Robert Strebbins, a partner with Willkie Farr & Gallagher LLP and a former general counsel with the SEC, agreed, and said that since many companies set voluntary environmental goals, “Scope 3 is going to be implicated.” Strebbins added that some companies have specific transition plans to reduce environmental risks and there “Scope 3 comes into play.”

The SEC did remove the requirement to disclose Scope 3 emissions in the finalizing release, but Strebbins said that: “It is an overstatement to say it is out of the release, but it is lessened.”

The final rule only requires companies to report Scope 1 and 2 emissions if they are material to investors, and specifically says that not all companies will be required to report them. However, Strebbins argued that “the only way to judge materiality is to do the work. You’re still going to have to do the work determining 1 and 2.”

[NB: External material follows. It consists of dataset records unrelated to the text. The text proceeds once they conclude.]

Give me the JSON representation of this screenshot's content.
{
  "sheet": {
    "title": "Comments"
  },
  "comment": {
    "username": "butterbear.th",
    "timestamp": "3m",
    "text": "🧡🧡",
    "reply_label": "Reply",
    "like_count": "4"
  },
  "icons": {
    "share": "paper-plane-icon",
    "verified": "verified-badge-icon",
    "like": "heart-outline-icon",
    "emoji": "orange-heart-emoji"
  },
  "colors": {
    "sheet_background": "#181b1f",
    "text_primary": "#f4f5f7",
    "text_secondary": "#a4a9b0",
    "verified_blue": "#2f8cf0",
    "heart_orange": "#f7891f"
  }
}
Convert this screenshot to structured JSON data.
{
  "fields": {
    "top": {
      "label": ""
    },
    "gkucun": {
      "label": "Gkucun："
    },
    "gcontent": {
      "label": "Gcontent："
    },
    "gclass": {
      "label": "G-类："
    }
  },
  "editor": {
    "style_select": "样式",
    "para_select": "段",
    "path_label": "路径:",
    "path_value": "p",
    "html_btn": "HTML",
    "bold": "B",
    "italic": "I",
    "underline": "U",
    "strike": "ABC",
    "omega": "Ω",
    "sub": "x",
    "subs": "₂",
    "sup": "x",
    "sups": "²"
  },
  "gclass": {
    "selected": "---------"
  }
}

The hearing was highlighted by an interaction between Representative Sean Casten, D-Illinois, and Liberty Energy CEO Chris Wright. Liberty Energy is a plaintiff in a lawsuit to overturn the rule, now in the U.S. Eighth Circuit Court of Appeals.

Wright said during the hearing that Liberty “fracks roughly 20% of the onshore wells in the United States and Canada.”

Casten then asked Wright about previous statements he made about carbon dioxide not being a pollutant and severe weather events not increasing in frequency; remarks Wright stood by.

But Casten, a co-founder of the sustainable investing caucus fired back at Wright, saying: “You don’t matter. You are an interchangeable person who comes here and finds it useful to misrepresent science in order to create short-term value for your shareholders. There are thousands of people like you.”